И тот же дух ведет большевиков Исконными народными путями. Грядущее -- извечный сон корней: Во время революций водоверти
Со дна времен взмывают старый ил И новизны рыгают стариною. Мы не вольны в наследии отцов, И, вопреки бичам идеологий,
Колеса вязнут в старой колее: Неверы очищают православье Гоненьями и вскрытием мощей, Большевики отстраивают стены
На цоколях разбитого Кремля, Социалисты разлагают рати, Чтоб год спустя опять собрать в кулак. И белые, и красные Россию
Плечом к плечу взрывают, как волы, -- В одном ярме -- сохой междоусобья, Москва сшивает снова лоскуты Удельных царств, чтоб утвердить единство.
Истории потребен сгусток воль: Партийность и программы -- безразличны. В России революция была Исконнейшим из прав самодержавья,
Как ныне в свой черед утверждено Самодержавье правом революций. Крыжанич жаловался до Петра: «Великое народное несчастье
Есть неумеренность во власти: мы Ни в чем не знаем меры да средины, Всё по краям да пропастям блуждаем, И нет нигде такого безнарядья,
И власти нету более крутой». Мы углубили рознь противоречий За двести лет, что прожили с Петра: При добродушьи русского народа,
При сказочном терпеньи мужика -- Никто не делал более кровавой -- И страшной революции, чем мы. При всем упорстве Сергиевой веры
И Серафимовых молитв -- никто С такой хулой не потрошил святыни, Так страшно не кощунствовал, как мы. При русских грамотах на благородство,
Как Пушкин, Тютчев, Герцен, Соловьев, Мы шли путем не их, а Смердякова -- Через Азефа, через Брестский мир. В России нет сыновнего преемства
И нет ответственности за отцов. Мы нерадивы, мы нечистоплотны, Невежественны и ущемлены. На дне души мы презираем Запад,
Но мы оттуда в поисках богов Выкрадываем Гегелей и Марксов, Чтоб, взгромоздив на варварский Олимп, Курить в их честь стираксою и серой
И головы рубить родным богам, А год спустя -- заморского болвана Тащить к реке привязанным к хвосту. Зато в нас есть бродило духа -- совесть --
И наш великий покаянный дар, Оплавивший Толстых и Достоевских И Иоанна Грозного. В нас нет Достоинства простого гражданина,
Но каждый, кто перекипел в котле Российской государственности, -- рядом С любым из европейцев -- человек. У нас в душе некошеные степи.

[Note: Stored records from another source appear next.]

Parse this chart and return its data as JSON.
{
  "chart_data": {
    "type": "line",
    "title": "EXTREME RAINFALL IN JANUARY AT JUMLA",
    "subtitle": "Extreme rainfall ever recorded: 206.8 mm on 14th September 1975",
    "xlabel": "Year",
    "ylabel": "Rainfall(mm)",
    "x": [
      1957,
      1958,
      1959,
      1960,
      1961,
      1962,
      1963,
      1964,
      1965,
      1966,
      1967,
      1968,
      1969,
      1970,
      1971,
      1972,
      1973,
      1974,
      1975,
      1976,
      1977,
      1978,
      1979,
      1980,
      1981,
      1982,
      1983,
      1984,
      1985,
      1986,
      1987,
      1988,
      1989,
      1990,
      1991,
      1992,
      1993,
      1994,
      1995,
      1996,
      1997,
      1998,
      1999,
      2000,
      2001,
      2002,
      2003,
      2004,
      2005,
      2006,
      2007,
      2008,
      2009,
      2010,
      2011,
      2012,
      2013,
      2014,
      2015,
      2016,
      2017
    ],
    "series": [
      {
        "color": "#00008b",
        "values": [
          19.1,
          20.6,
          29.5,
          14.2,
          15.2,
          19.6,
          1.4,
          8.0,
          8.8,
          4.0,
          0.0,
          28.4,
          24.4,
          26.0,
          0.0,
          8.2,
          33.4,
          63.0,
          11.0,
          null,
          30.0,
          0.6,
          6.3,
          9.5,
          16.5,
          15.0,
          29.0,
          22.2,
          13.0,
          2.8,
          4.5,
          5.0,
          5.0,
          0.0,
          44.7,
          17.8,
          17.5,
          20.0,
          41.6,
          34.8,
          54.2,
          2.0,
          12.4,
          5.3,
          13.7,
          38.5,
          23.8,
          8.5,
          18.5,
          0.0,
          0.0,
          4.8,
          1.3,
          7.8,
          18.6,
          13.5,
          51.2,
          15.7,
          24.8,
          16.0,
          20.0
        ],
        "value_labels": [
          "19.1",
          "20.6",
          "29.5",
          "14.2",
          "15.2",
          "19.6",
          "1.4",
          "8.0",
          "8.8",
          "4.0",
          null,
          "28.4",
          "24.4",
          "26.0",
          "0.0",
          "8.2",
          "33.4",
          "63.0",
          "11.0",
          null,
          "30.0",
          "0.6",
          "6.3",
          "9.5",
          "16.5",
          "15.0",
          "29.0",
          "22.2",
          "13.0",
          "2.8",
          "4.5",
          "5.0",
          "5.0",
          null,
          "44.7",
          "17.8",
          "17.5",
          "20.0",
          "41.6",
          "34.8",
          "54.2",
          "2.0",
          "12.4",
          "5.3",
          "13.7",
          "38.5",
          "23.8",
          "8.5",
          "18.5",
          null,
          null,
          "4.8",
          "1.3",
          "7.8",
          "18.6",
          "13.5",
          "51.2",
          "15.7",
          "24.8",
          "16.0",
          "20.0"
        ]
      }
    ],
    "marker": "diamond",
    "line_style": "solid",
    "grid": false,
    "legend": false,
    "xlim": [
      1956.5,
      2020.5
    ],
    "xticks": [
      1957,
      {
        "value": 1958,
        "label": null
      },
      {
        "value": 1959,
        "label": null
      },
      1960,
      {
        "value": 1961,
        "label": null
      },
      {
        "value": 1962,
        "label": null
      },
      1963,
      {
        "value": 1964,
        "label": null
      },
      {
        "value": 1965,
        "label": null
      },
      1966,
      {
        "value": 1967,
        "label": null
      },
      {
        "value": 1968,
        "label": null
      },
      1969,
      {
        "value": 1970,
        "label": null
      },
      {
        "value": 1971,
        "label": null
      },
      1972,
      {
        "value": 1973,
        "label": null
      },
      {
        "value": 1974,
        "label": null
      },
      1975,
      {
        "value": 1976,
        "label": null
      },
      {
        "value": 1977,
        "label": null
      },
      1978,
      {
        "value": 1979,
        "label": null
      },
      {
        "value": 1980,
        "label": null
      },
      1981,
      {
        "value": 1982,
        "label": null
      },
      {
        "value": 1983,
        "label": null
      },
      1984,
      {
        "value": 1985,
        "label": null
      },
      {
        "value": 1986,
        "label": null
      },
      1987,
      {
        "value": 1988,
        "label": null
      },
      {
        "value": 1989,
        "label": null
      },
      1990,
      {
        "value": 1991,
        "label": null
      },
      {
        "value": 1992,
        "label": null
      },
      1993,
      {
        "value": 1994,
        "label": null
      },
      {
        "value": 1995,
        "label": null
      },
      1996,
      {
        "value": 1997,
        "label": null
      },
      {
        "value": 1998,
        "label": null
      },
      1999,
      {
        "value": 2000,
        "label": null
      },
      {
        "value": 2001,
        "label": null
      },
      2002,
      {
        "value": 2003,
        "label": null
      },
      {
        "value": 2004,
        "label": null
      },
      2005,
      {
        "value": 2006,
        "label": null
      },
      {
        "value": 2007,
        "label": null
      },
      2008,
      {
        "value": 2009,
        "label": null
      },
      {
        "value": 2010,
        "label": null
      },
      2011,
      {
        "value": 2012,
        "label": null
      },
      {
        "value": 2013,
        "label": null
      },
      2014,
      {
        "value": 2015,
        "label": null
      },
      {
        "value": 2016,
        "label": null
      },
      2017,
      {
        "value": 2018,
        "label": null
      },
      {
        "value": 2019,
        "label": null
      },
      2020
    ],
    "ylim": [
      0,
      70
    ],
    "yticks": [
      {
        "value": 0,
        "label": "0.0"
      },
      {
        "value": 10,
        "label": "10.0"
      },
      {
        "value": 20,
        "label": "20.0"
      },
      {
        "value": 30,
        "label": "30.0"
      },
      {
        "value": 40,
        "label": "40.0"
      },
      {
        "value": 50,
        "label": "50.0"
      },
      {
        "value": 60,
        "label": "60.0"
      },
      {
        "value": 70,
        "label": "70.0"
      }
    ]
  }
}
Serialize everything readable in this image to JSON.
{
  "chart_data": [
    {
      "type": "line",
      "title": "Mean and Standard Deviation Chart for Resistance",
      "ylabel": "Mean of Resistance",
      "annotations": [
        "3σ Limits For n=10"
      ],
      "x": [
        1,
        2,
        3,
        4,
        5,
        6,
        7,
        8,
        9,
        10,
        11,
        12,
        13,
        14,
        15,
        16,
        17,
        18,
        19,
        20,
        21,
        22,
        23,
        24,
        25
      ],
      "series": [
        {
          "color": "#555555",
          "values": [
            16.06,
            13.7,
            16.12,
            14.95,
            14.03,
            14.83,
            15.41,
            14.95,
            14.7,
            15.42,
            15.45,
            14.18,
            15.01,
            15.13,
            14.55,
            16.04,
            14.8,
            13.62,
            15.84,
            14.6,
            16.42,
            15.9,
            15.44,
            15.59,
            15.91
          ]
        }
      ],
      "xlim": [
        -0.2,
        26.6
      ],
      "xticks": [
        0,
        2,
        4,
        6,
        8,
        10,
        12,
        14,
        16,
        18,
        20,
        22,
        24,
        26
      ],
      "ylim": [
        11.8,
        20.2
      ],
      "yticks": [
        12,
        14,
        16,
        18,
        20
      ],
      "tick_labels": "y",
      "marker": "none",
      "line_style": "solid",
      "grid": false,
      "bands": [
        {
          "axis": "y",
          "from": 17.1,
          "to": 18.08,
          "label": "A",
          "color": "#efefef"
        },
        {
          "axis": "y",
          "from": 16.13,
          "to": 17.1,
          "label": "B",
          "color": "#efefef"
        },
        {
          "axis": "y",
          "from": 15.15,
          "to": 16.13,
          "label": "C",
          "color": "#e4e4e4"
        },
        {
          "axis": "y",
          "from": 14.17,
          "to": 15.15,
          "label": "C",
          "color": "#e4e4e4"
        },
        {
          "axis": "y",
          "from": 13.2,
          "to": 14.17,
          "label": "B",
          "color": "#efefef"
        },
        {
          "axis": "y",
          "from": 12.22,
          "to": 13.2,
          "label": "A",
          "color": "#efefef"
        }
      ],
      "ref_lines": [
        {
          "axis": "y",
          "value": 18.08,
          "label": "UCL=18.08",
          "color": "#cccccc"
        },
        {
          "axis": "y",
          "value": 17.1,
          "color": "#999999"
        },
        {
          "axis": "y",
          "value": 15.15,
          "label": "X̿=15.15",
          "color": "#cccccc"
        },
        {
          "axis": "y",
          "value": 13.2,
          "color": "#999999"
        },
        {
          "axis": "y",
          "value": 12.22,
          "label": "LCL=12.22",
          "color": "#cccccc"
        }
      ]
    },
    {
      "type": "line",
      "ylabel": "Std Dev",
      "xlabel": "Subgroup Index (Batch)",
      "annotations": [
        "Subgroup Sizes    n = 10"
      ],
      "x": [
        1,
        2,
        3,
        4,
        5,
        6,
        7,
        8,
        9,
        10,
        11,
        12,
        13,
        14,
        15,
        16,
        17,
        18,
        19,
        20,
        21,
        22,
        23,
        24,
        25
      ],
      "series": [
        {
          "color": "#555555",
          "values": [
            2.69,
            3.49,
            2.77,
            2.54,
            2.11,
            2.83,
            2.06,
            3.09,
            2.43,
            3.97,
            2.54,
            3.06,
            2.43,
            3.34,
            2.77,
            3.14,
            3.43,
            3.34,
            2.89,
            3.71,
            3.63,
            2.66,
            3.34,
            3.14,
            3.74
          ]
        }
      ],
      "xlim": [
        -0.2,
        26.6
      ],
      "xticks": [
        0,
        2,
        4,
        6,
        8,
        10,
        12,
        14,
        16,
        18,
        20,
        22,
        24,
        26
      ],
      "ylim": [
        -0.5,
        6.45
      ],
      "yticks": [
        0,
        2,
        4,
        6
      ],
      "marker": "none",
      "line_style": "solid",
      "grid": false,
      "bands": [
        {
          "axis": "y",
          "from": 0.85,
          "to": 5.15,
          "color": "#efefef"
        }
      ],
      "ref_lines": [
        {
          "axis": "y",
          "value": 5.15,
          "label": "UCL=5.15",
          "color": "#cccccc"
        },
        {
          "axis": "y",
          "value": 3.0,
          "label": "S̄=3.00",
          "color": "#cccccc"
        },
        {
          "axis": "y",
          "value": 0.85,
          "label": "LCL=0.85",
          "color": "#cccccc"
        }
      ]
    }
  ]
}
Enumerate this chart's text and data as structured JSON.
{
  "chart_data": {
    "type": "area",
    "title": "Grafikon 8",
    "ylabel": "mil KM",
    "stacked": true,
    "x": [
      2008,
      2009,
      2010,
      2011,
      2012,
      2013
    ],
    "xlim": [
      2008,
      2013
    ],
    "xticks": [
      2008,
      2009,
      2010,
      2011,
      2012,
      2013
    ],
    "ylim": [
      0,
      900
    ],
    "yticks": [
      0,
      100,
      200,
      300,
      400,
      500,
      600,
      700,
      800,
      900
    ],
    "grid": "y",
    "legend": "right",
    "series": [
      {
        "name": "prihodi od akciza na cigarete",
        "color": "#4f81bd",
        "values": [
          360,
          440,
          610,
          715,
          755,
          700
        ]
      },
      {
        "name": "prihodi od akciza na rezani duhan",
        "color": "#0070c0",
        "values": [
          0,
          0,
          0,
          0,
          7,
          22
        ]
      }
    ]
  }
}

Вся наша непашь буйно заросла Разрыв-травой, быльем да своевольем. Размахом мысли, дерзостью ума, Паденьями и взлетами -- Бакунин
Наш истый лик отобразил вполне. В анархии всё творчество России: Европа шла культурою огня, А мы в себе несем культуру взрыва.
Огню нужны -- машины, города, И фабрики, и доменные печи, А взрыву, чтоб не распылить себя, -- Стальной нарез и маточник орудий.
Отсюда -- тяж советских обручей И тугоплавкость колб самодержавья. Бакунину потребен Николай, Как Петр -- стрельцу, как Аввакуму -- Никон.
Поэтому так непомерна Русь И в своевольи, и в самодержавьи. И нет истории темней, страшней, Безумней, чем история России.
И этой ночью с напруженных плеч Глухого Киммерийского вулкана Я вижу изневоленную Русь В волокнах расходящегося дыма,
Просвеченную заревом лампад -- Страданьями горящих о России… И чувствую безмерную вину Всея Руси -- пред всеми и пред каждым.